A reference implementation demonstrating best practices for building data products in the UiTwisselingsplatform (UWP) data mesh. This dataproduct serves as a learning resource and onboarding example for new data product developers.
This demo dataproduct transforms CSV data into RDF (Resource Description Framework) linked data and publishes it to a Fuseki SPARQL endpoint. It demonstrates the standard transformation pipeline pattern used across data products in the platform, including:
- Incremental data processing: Only processes new or modified data based on timestamps
- Multi-entity type support: Processes multiple entity types (locations, activities, participants, etc.) in a data-driven configuration
- Data quality validation: Validates generated RDF against SHACL shapes before loading
- Graph isolation: Stores each entity type in its own named graph for better organization
- Python version compatibility: Validates Python version against Paketo buildpack requirements
- Structured logging: Provides clear, timestamped logs for monitoring and debugging
- Reads CSV data from input files for different entity types (locations, activities, participants, etc.)

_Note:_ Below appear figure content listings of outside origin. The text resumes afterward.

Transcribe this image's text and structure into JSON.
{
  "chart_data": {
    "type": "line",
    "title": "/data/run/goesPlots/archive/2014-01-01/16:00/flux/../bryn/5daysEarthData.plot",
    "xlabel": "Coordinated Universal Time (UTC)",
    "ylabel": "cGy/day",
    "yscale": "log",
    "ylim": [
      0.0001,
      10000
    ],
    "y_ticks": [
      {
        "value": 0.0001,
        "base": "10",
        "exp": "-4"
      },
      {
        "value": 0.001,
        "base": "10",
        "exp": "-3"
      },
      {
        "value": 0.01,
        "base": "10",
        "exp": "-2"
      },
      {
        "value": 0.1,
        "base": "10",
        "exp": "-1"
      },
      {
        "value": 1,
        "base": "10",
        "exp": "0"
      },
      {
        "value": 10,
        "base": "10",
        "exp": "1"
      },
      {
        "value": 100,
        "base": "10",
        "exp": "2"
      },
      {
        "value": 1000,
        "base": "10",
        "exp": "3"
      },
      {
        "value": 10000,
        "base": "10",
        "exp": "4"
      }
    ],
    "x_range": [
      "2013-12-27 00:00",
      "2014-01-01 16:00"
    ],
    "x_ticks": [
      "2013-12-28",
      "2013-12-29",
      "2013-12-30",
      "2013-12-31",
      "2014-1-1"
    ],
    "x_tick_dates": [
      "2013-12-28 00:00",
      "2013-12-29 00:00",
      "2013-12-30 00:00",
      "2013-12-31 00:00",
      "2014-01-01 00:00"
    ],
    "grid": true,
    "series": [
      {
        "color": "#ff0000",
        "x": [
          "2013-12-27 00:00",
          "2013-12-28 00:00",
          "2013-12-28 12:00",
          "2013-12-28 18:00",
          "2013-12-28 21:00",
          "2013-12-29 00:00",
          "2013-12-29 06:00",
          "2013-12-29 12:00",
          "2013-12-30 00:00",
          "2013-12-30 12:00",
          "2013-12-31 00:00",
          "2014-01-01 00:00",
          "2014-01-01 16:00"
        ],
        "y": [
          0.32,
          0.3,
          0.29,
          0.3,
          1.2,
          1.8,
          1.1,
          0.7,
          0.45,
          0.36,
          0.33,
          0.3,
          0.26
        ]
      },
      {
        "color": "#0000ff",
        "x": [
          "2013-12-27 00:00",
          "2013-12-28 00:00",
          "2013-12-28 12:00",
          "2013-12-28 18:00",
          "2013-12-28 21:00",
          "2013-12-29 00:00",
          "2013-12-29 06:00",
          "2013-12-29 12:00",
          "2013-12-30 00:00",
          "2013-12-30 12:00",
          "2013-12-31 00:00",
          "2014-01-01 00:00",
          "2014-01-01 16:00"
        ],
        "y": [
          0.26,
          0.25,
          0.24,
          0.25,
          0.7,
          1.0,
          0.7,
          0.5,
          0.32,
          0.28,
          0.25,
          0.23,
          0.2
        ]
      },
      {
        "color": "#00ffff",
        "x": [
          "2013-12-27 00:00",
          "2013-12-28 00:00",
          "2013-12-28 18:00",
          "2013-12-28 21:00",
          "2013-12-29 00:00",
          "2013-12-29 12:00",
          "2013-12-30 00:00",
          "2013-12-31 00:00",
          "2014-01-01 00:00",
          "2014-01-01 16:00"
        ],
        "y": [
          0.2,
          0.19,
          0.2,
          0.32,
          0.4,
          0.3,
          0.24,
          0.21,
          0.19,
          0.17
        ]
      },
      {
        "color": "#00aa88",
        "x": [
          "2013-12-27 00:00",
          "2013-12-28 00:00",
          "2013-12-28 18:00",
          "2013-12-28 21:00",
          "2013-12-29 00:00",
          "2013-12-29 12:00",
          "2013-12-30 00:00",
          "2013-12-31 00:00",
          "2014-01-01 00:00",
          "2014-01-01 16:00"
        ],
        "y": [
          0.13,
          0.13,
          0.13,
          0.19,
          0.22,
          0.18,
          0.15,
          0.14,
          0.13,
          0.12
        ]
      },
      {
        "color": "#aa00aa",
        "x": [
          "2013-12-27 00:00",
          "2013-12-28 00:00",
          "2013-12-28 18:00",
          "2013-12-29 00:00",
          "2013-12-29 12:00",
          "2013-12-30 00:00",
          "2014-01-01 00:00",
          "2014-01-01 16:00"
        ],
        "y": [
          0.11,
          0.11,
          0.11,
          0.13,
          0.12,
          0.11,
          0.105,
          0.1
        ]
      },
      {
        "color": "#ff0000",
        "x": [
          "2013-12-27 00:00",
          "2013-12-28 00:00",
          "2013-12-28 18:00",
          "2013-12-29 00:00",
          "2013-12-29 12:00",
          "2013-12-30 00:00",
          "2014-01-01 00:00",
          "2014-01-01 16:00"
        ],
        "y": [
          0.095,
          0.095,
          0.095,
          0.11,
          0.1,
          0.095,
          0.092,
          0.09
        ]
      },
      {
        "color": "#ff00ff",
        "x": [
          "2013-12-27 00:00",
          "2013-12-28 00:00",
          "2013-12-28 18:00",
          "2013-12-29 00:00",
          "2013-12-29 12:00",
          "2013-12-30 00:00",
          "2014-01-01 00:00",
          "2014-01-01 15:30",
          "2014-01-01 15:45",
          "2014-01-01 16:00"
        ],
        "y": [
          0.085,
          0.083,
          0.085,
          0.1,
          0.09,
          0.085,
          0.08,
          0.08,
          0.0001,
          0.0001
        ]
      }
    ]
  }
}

- Transforms CSV to RDF using YARRRML mappings that define how tabular data maps to RDF triples
- Validates the RDF against SHACL shapes to ensure data quality
- Loads the RDF into Fuseki, a SPARQL server, making the data queryable via SPARQL
- Tracks data freshness by comparing input data timestamps with what's already in Fuseki, enabling incremental updates
- ✅ Production-ready pattern: Demonstrates the standard transformation pipeline used in production dataproducts
- ✅ Well-documented: Comprehensive documentation for both transformation code and output exploration
- ✅ Best practices: Includes Python version checking, structured logging, error handling, and incremental processing
- ✅ Educational: Designed as a learning resource with clear code structure and extensive comments
This dataproduct includes detailed documentation for different aspects:
-
Transformation Code Documentation: Comprehensive guide to understanding and modifying the transformation pipeline, including:
- Main script architecture and patterns
- Python version compatibility checking
- Fuseki client usage
- RDF generation and validation
- CSV utilities and date comparison
- Configuration and logging
-
Linked Data Output Documentation: Guide to exploring and querying the RDF data stored in Fuseki, including:
- SPARQL query examples
- Schema discovery queries
- Graph management operations
- Best practices for querying linked data
This dataproduct is used in the Data Product Developer Onboarding Documentation of the UiTwisselingsplatform.
Note: The Confluence documentation links below refer to documentation in Dutch. The code and inline documentation in this repository are in English.
For detailed information on:
- Running the transformation code: See Running Transformation Code
- Writing transformation code: See Writing Transformation Code
This repository is maintained by publiq in Bitbucket.
Changes to this repository must be manually synced with the public GitHub repository.
Technical documentation about this sync process is available in the private Confluence documentation (publiq internal access required).